Он последовал за ней из бивака и снова в лес, двигаясь медленно и низко пригнувшись, ища сломанные стебли или следы. Она шла долгое время, затем, наконец, остановилась на солнечной поляне с одним наполовину ушедшим под землю камнем, на котором удобно сидеть.
Далия устроилась полулежа, сняла шляпу и провела пальцами по своим волосам, позволяя солнечным зайчикам плескаться по лицу.
— Пойдем, — предложил он ей. — Мы должны узнать, кто или что убило этих гоблинов. Рядом вампир, как ты утверждаешь.
Далия пожала плечами, не проявляя интереса.

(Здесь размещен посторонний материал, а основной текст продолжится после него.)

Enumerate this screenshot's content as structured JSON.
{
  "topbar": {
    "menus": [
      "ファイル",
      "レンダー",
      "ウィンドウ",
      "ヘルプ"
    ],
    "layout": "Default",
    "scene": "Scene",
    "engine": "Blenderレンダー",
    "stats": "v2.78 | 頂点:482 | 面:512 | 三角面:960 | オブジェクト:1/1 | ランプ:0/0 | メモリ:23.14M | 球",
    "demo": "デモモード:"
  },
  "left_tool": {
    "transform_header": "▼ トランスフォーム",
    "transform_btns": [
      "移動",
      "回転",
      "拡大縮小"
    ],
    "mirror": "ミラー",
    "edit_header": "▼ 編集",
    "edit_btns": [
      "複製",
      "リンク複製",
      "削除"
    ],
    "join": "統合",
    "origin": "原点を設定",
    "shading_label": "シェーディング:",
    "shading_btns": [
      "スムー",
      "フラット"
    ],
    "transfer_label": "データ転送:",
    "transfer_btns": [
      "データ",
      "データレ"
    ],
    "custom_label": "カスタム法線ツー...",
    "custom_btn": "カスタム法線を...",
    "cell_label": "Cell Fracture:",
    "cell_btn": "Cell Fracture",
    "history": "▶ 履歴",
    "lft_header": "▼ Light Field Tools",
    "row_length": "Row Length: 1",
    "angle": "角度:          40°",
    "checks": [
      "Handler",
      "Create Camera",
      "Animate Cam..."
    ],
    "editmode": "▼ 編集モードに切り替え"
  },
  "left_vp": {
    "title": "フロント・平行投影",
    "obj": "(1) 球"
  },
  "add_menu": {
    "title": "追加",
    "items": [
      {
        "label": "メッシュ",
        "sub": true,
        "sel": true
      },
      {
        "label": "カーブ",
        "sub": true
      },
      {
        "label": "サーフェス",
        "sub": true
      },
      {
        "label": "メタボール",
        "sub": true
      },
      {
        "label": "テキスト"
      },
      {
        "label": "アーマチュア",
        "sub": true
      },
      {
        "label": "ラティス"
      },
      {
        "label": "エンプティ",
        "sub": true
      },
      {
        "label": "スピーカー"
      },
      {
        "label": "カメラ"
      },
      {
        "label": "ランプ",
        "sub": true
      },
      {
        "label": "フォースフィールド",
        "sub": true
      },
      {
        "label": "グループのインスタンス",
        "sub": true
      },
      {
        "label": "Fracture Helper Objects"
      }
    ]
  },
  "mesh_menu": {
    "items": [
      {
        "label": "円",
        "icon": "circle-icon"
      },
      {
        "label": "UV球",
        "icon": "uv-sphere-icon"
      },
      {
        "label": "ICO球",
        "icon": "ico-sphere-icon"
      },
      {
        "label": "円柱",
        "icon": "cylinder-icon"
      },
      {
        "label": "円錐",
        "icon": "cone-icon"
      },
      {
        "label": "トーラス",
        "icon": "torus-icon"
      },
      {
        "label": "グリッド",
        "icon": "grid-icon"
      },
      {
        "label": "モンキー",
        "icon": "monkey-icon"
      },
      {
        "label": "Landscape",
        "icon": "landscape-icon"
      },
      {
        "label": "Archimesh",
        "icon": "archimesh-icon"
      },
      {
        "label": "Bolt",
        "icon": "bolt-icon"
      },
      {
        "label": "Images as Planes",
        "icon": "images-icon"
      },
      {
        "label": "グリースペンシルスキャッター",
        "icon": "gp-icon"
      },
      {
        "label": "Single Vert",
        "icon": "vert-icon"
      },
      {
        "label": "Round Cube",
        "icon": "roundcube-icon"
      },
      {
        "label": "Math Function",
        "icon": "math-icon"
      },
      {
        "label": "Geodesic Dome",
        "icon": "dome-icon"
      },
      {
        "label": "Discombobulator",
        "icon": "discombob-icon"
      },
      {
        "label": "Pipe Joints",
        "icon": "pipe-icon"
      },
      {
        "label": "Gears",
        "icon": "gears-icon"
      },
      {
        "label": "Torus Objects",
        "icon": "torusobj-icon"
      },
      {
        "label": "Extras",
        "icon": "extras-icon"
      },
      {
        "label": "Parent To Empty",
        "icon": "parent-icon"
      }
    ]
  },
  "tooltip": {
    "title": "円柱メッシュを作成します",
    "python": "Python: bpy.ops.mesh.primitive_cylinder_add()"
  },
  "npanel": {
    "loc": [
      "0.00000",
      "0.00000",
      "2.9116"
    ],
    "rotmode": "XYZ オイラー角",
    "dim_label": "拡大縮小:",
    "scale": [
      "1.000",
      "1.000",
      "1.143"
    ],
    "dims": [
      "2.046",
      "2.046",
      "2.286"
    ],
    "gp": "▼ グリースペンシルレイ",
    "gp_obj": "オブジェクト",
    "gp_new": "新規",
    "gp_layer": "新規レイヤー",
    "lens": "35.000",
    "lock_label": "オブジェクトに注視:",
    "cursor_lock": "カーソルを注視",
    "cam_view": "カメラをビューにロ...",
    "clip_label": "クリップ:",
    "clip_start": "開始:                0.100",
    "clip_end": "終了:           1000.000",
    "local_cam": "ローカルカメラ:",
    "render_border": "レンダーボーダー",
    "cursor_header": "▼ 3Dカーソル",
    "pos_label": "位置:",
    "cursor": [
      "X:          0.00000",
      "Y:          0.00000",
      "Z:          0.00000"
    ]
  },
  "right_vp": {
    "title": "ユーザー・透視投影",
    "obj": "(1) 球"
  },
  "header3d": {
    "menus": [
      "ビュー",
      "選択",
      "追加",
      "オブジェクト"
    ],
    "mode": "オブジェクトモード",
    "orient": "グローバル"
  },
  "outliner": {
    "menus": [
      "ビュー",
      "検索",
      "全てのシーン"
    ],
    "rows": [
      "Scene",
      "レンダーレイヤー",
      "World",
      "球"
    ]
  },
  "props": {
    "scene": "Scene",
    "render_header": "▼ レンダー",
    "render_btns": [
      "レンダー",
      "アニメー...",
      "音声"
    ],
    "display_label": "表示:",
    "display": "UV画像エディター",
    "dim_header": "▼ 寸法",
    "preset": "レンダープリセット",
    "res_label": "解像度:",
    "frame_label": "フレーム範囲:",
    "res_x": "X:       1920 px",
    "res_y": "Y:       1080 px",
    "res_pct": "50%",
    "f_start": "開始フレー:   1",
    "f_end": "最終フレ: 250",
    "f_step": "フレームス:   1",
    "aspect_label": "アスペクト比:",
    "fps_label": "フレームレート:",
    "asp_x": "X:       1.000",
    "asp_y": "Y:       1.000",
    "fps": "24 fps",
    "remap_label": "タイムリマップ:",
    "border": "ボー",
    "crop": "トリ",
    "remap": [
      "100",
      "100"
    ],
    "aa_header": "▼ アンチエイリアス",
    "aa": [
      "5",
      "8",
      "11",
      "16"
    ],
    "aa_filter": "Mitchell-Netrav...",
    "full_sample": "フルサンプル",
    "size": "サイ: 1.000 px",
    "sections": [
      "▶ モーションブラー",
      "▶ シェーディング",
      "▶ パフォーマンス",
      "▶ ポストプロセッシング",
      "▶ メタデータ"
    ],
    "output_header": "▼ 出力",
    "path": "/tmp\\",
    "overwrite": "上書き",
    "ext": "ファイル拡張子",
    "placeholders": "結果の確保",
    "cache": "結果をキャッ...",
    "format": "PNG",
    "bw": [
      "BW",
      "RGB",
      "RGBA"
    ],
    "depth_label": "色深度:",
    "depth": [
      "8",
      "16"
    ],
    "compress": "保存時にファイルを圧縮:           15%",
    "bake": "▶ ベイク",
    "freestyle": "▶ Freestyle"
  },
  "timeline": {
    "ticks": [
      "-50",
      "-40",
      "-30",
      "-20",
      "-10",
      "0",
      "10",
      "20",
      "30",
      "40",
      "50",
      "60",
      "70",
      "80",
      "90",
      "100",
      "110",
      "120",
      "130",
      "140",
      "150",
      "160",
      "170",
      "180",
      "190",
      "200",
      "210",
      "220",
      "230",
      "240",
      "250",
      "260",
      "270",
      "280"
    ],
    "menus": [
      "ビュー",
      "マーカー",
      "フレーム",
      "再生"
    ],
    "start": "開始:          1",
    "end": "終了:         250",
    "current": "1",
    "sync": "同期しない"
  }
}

— Или Веселый мясник, — упрямо продолжал Дзирт. — И если последний, то нам не мешало бы его найти. Сильный союзник.
— Также я думала о своем любовнике вампире, — сказала Далия, и она, казалось, испытала некоторое удовольствие, когда Дзирт поморщился при этом упоминании.
— Неужели мы никогда не поговорим о том, что случилось в Гонтлгриме? — вдруг спросил Дзирт. — Кривой тифлинг обвинил тебя в убийстве. — Выражение Далии резко изменилось. Она хлестнула по нему взглядом.
Далия сглотнула и мгновение не отводила глаз от Дзирта, когда он сел рядом с ней.
— Он утверждал, что Алегни был его отцом, — нажал Дзирт.
— Замолчи, — предупредила Далия.
— Он назвал тебя матерью.
Она буравила его глазами, и Дзирт ожидал, что она протянет руку и вцепится в его лицо или разразится тирадой проклятий.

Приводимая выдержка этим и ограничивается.